Bundeskanzlerin Angela Merkel (CDU) rief die Bürger auf, von ihrem Wahlrecht Gebrauch zu machen. Es gehe um die Weichenstellungen für die Arbeit der Europäischen Union, sagte sie am Samstag bei einer Kundgebung in Heidelberg. SPD-Chef Franz Müntefering sagte bei einer Veranstaltung in Hannover mit Blick auf die Wahlbeteiligung: "Ich bin da nicht so pessimistisch."

SPD-Kanzlerkandidat Frank-Walter Steinmeier appellierte auf der Abschlussveranstaltung der SPD zur Europawahl im Berliner Tempodrom an die Bürger, am Sonntag wählen zu gehen. Jede Stimme für Demokraten bedeute auch "keine Chance für Nationalsozialisten, Nazis und Radikale".

Steinmeier kritisierte in dem Zusammenhang das Ergebnis der rechtspopulistischen PVV in den Niederlanden bei der Europawahl. Steinmeier nannte es "beschämend", wenn in einem toleranten Land wie den Niederlanden die Rechtspopulisten der PVV 15 Prozent bekommen.

Linksparteichef und Spitzenkandidat Lothar Bisky warf Merkel und der großen Koalition vor, für das Desinteresse an der Europapolitik verantwortlich zu sein. "Ihre verfehlte Europapolitik hat dazu geführt, dass sich viele Menschen nicht für europäische Themen interessieren", erklärte er am Samstag.
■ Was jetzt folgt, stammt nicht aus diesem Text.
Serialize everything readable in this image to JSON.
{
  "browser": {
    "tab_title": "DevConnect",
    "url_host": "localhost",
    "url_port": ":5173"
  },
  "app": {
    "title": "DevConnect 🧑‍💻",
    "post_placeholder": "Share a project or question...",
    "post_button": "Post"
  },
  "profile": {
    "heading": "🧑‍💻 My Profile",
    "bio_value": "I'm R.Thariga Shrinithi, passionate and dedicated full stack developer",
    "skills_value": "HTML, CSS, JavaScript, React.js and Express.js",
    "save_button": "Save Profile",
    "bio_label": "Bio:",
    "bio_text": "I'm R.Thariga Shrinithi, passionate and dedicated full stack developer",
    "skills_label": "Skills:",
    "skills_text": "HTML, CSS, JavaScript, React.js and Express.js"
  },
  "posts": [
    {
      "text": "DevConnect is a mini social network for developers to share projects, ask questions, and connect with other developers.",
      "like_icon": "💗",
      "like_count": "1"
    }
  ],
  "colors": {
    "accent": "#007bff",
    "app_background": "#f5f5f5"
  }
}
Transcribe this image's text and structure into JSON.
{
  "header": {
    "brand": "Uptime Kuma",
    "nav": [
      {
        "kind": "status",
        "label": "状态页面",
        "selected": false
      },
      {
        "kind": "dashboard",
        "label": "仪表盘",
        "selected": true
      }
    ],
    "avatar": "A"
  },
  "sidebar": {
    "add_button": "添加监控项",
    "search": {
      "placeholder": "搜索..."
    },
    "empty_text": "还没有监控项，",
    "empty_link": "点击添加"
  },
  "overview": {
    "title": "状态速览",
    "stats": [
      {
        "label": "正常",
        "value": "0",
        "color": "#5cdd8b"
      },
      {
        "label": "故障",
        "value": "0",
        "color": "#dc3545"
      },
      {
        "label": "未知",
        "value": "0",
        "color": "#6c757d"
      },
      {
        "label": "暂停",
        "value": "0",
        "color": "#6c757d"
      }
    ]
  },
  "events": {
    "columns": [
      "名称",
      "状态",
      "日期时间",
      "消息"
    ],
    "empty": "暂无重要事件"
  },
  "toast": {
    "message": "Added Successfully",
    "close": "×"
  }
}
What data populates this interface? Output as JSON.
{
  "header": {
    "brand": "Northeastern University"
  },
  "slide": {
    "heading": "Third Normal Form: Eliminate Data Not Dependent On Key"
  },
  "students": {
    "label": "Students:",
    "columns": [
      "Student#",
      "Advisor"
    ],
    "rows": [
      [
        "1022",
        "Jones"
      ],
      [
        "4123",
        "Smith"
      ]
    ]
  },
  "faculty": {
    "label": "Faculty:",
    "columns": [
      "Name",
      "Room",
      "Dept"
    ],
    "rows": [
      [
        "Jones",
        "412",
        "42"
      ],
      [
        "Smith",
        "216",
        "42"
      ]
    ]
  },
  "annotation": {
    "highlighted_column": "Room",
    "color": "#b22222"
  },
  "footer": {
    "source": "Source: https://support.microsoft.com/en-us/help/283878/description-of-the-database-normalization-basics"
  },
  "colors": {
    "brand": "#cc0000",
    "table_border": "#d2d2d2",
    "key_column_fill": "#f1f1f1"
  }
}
In den 27 EU-Mitgliedsstaaten sind insgesamt 375 Millionen Menschen zur Wahl aufgerufen. In einigen Staaten wie Großbritannien, Irland und den Niederlanden wurde bereits in den vergangenen Tagen gewählt. Unter den 64,3 Millionen Wahlberechtigten in Deutschland sind 2,1 Millionen Bürger aus anderen EU-Staaten und 4,6 Millionen Erstwähler.

32 Parteien und sonstige politische Vereinigungen mit insgesamt 1196 Kandidaten bewerben sich um die 99 deutschen der künftig 736 Sitze im Europaparlament. Die Parteien führten einen weitgehend lustlosen Wahlkampf, in dem es inhaltlich keine herausragenden Themen gab.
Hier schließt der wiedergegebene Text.